If you grew up in the bush, there’s a good chance you’ll have fond memories of the old cast-iron wood stoves that were once a fixture on properties and in heritage houses across the country.
In winter, they turned the kitchen into the cosiest room in the house. They were unbeatable for turning out perfect scones and pots of vegetable soup and nothing dried a wet pair of socks faster.
While many have been left to rust, Wagga history enthusiast Phil Horwell is in the process of restoring one to its former glory.
“This stove was worked in the Cootamundra railway refreshment room for many years,” he explains, leaning on a cast iron oven door in the back of his ute.
“When the Cootamundra railway station was refurbished in the late ’80s or early ’90s and the building was being demolished, I thought ‘what’s going on here’?
“It’s from back in the 1880s and I think that you just can’t let these things go.”
A Railway employee at the time, Phil put in a bid to purchase the cast iron artefact and ever since, it has weathered away in storage for three decades.
The plan now is to refurbish the stove and install it in the expanding Wagga Railway Heritage Precinct.

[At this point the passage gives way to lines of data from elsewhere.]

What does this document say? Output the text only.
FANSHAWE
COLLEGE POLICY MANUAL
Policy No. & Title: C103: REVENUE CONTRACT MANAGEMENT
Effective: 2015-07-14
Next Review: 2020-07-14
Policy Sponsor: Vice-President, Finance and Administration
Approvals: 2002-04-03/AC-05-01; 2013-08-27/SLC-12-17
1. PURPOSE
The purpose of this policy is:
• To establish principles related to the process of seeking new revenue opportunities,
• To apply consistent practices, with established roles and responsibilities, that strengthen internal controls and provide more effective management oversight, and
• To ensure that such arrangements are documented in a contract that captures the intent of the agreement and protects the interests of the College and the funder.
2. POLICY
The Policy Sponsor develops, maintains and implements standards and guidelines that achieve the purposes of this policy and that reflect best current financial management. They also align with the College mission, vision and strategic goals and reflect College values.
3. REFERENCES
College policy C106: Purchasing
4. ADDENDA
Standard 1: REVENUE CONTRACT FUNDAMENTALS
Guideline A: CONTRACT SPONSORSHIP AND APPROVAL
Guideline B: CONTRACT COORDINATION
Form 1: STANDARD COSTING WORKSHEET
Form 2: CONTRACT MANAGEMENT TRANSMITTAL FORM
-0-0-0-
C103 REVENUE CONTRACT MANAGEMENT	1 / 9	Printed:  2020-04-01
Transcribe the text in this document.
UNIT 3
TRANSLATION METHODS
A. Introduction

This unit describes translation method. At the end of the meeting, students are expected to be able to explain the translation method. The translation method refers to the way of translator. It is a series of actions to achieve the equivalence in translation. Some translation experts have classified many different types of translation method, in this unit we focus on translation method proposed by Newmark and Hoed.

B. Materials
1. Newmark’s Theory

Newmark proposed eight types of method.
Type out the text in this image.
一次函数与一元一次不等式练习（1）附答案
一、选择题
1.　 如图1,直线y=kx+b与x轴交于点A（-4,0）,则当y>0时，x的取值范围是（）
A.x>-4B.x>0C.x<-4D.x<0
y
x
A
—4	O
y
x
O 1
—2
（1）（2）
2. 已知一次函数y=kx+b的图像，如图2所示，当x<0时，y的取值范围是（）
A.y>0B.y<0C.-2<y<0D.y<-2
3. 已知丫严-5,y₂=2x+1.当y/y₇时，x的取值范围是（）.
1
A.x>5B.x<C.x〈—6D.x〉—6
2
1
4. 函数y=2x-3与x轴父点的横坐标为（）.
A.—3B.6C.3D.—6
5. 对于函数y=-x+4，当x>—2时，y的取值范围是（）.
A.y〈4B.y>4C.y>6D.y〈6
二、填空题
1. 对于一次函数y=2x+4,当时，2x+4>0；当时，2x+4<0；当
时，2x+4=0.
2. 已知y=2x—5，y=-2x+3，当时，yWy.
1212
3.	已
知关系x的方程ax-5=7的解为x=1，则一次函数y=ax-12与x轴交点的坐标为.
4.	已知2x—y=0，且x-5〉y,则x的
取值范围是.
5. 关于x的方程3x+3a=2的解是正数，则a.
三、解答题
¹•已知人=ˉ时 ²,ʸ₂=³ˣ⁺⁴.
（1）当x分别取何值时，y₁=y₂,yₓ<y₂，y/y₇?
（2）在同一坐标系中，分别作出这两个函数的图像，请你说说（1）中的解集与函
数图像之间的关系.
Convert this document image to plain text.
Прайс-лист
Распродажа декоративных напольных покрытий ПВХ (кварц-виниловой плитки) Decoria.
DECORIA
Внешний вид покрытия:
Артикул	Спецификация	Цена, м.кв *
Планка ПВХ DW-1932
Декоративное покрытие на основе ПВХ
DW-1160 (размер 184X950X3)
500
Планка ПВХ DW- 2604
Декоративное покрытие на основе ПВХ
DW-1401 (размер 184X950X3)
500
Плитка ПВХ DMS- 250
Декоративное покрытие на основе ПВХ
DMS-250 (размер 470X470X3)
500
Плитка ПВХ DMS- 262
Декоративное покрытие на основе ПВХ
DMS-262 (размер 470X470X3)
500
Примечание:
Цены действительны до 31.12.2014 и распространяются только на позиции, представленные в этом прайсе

“It’s been painstaking work for the last three or four months, taking it apart,” he says with a grimace.
“But the hardest part is going to be putting the thing back together.”
The stove bears the makers mark of James Ward.
A 19th-century advertisement for his “Allington” model describes him as a “stove and range maker, and hot water engineer”, based in Sydney’s Surrey Hills and the recipient of “four prizes and three silver medals.”
“The Allington Cooking Stoves are unsurpassed in the Colonies, nearly all the principal Clubs and Hotels in Sydney are supplied with them, and all who use them speak of their excellence in every way,” boasts the ad.
Phil has tasked Wagga Blast N Coat with cleaning up the stove piece by piece and powder coating it to restore the original look.
Zac Browning says that while the process won’t allow the stove to be operational, it will make it stronger and is a good option to preserve historical items for display.
“Being so old, you’ve got to take into consideration a lot of pitting and back then nothing was as Mickey Mouse and smooth as the stuff you can get today,” he explains.
“So we’re trying to get as close as to original as we can without damaging the existing material.”
He’s impressed by the workmanship in the old stove.
“I can’t believe how bloody heavy it is,” he laughs.
“It’s so well built and obviously there was no big machines and big power tools so it was all handcrafted by blacksmiths and it’s just incredible.”
Phil can also testify to the sheer weight of the artefact and says even moving it piece by piece is hard yakka.
“We will weigh it properly in time, but it weighs in the hundreds of kilograms at least, it’s absolutely as heavy as anything,” he says.
“What we need to do now is to ensure that we photograph the process all the way through from what you see today until when we put it together.
“Hopefully we can do that in the next six months or so.”